If you or a family member have a 65th birthday on the horizon, there may be thoughts of working less (or not at all), taking bucket-list trips, pursuing a favorite hobby…and Medicare. 

Medicare is the federal health insurance program in place for people 65 or older, as well as some younger people with disabilities, and those with End-Stage Renal Disease or ALS. While Medicare offers some great benefits, it can also be confusing. Here, we’ll clarify some of that confusion and provide resources for more detailed information. 

Parts of Medicare 

Part A: Medicare Part A is hospital insurance. It helps cover the costs of in-patient care in hospitals and skilled-nursing facilities, as well as the costs of hospice care and home health care. 

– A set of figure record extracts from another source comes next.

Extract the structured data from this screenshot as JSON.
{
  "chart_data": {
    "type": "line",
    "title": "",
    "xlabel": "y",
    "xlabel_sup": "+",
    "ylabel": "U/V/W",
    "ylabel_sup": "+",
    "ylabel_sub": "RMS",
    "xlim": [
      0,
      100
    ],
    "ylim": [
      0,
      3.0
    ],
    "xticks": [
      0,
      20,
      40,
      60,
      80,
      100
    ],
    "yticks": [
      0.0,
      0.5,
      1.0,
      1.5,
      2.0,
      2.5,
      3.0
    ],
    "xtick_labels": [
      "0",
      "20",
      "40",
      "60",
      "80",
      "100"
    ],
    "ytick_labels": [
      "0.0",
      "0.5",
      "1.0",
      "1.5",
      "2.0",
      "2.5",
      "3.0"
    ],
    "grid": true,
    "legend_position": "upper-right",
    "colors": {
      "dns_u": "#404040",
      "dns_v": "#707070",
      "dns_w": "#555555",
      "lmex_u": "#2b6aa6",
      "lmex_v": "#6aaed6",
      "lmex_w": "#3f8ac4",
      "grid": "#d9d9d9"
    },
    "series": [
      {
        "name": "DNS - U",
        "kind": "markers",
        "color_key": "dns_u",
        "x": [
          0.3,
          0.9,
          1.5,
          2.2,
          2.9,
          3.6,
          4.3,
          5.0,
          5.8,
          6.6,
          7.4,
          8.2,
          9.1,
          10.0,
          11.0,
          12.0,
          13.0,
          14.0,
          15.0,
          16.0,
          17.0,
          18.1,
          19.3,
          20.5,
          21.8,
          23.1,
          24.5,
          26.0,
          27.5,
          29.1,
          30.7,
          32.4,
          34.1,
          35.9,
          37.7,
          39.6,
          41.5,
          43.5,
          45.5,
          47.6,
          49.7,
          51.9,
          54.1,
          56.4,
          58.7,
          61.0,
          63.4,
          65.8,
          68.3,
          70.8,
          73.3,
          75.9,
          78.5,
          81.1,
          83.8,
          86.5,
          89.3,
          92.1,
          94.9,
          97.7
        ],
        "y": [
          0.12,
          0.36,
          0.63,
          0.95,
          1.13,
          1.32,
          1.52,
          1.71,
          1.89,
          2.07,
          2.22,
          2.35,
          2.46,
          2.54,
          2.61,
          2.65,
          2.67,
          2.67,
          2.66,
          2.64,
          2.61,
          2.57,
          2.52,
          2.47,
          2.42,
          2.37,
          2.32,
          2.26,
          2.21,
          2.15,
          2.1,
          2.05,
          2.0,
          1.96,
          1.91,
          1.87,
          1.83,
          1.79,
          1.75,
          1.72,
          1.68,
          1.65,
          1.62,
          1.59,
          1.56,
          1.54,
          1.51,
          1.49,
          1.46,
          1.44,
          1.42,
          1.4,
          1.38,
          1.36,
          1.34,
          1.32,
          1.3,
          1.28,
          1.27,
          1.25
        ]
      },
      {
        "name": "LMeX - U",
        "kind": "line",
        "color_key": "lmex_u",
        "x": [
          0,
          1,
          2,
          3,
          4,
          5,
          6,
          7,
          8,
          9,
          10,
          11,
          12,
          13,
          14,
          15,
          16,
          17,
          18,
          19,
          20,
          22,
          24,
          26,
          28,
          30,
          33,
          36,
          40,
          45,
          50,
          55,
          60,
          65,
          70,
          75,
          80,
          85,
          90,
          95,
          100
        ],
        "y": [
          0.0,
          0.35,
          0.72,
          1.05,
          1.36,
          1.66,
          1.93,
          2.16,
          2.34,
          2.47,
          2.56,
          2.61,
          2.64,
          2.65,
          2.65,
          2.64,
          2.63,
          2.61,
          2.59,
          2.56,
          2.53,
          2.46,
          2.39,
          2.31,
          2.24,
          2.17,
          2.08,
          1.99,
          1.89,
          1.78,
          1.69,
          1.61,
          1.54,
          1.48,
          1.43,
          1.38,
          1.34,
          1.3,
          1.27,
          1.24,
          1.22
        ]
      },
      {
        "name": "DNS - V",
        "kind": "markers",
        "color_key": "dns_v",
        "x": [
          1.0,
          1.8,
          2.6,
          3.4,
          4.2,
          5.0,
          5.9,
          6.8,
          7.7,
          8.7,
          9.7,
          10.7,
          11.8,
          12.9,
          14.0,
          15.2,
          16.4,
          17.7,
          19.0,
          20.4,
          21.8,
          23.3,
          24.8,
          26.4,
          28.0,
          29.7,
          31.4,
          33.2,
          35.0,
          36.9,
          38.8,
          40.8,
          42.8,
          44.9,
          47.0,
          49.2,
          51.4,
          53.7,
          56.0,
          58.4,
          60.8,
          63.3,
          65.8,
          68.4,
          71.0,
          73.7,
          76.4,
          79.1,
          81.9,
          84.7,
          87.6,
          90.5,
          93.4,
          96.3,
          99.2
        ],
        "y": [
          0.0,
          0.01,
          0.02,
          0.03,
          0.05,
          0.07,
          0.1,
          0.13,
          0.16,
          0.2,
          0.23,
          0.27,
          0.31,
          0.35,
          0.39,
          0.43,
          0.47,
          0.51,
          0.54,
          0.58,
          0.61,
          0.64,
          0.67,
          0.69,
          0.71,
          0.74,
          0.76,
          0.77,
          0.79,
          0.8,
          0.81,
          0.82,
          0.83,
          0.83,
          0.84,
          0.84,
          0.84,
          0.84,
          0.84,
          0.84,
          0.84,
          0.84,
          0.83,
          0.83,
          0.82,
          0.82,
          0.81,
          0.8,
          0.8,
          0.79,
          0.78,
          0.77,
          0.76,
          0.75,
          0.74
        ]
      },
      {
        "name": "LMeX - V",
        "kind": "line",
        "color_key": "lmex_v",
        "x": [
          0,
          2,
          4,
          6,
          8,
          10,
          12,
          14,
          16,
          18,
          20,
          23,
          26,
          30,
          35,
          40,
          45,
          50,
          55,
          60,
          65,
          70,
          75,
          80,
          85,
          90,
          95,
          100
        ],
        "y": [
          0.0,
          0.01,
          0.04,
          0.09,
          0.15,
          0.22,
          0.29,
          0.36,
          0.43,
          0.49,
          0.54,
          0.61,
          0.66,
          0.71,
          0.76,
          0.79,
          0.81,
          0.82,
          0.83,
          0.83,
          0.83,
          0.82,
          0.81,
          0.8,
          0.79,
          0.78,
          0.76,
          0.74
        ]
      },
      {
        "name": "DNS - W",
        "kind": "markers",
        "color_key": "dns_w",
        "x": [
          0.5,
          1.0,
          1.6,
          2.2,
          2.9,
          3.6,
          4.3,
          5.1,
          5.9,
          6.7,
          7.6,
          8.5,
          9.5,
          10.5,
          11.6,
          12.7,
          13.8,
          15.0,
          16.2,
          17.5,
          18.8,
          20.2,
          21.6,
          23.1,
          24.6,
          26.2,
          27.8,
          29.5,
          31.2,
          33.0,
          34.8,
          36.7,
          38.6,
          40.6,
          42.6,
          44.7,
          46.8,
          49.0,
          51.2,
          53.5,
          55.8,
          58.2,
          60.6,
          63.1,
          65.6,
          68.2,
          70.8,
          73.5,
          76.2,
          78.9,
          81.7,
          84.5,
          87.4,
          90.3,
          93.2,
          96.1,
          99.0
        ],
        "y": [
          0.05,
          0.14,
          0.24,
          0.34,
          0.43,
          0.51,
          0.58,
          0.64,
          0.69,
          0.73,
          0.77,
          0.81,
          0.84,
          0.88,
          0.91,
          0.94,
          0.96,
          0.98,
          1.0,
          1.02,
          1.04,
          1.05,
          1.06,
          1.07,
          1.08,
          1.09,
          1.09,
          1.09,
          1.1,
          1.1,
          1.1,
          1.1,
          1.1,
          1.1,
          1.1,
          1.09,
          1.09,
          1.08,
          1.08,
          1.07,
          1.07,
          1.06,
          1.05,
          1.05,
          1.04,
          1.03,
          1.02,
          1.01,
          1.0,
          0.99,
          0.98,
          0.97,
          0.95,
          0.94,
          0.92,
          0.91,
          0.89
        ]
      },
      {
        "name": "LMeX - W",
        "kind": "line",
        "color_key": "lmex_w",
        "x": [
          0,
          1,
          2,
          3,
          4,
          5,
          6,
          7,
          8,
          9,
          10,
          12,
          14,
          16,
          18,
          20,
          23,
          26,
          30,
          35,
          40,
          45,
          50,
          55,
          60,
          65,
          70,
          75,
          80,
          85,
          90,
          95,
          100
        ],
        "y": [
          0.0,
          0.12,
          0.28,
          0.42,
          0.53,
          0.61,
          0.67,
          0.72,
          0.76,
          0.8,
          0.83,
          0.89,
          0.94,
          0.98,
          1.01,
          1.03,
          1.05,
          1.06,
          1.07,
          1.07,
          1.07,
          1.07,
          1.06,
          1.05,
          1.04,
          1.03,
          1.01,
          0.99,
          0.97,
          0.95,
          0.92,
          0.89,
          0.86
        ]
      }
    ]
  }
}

Part B: Medicare Part B is medical insurance. It helps cover the costs of services you receive from physicians and other healthcare providers, outpatient care, durable medical equipment (wheelchairs, walkers, hospital beds, etc.) and many preventive services, such as health screenings, vaccines and annual wellness visits. Together, Part A and Part B are known as Original Medicare. 

Part D: Medicare Part D is drug coverage. It helps cover the costs of prescription drugs. 

How to get your Medicare coverage: the options 

You can get Medicare coverage in one of two ways. 

Original Medicare – As noted above, Parts A and B comprise what’s known as Original Medicare. You can use any healthcare provider that takes Medicare. When you receive medical services, you’ll pay a relatively nominal deductible at the beginning of each year. You’ll also usually pay 20% of the cost of the service. You can add a Part D prescription drug plan to your Original Medicare plan. 

However, Original Medicare does not pay for the entire cost of covered medical services and supplies. This is where a Medicare supplement insurance policy – often called a Medigap policy, as it covers the gap between what you’re charged and what Medicare pays – comes into play. You purchase this additional insurance from private insurance companies. Policies are standardized, and are lettered (Plan G, Plan N, etc.) in most states. The benefits in each lettered plan are the same regardless of which insurance company sells it. 

You can learn more about how Original Medicare works here

Medicare Advantage – Offered by private insurance companies, Medicare Advantage plans – also called Part C plans – offer an alternative to Original Medicare. They are “bundled” plans that typically include Part A, Part B and Part D. Many offer extra benefits that Original Medicare doesn’t cover, such as vision, hearing and dental services. Each plan has different costs and different rules on how to access services.  

While these plans can offer excellent coverage and benefits, depending on an individual’s health history, condition and other factors, they may or may not be the best choice. In addition, most plans require you to use healthcare providers in the plan’s network. You can learn more about how Medicare Advantage works here.  

Medicare billing 

Medicare is not free, whether you choose Original Medicare or a Medicare Advantage plan. That said, most people who choose Original Medicare do not pay for Part A. Part B comes with a monthly premium that is based on income. If you receive Social Security, Railroad Retirement Board or Civil Service Retirement checks, the premium will be deducted automatically from those payments. If you don’t receive any of those payments, you will receive a bill for the Part B premium. Medicare Advantage plans have their own premiums and bill directly for those. 

When and how to sign up for Medicare 

Signing up for Medicare is different for different people. If you’ve applied for retirement (or disability) benefits from Social Security, that also serves as your application for Medicare, and you’ll be automatically enrolled. If you or your spouse are still working when you turn 65, and you have health insurance from your employer, you can usually wait to sign up for Part B until you (or your spouse) stop working or lose your health insurance. 

If you are signing up yourself, you have a few ways to do so: 

Medicare has specific dates when you can sign up. 

  • Initial enrollment period. This is the seven-month period around your 65th birthday: the three months before and after your birthday month, and the month of your birthday. If your birthday occurs on the first day of the month, this period includes the four months before your birthday and the two months after your birthday month. 
  • General enrollment period. If for any reason you do not sign up for Medicare during the initial enrollment period, you’ll need to wait and do so within Medicare’s general enrollment period. That takes place Jan. 1-March 31 each year. Coverage starts the month after you sign up, and you may be assessed a late penalty. 
  • Special enrollment period. Medicare has a special enrollment period for events including moving, losing your current coverage, getting Medicaid or getting extra help to pay for prescription drugs.  

The Medicare program, process and plethora of special situations and exceptions can be overwhelming. The Medicare website is a primary resource. If you are still confused or have questions, Medicare advisors, brokers and agents may help. These independent agents are licensed to sell Medicare plans on behalf of one or more insurance companies, and generally do not charge the consumer for their services or information. Your employer or current insurance agent can often provide a recommendation on how to identify a knowledgeable professional to assist you.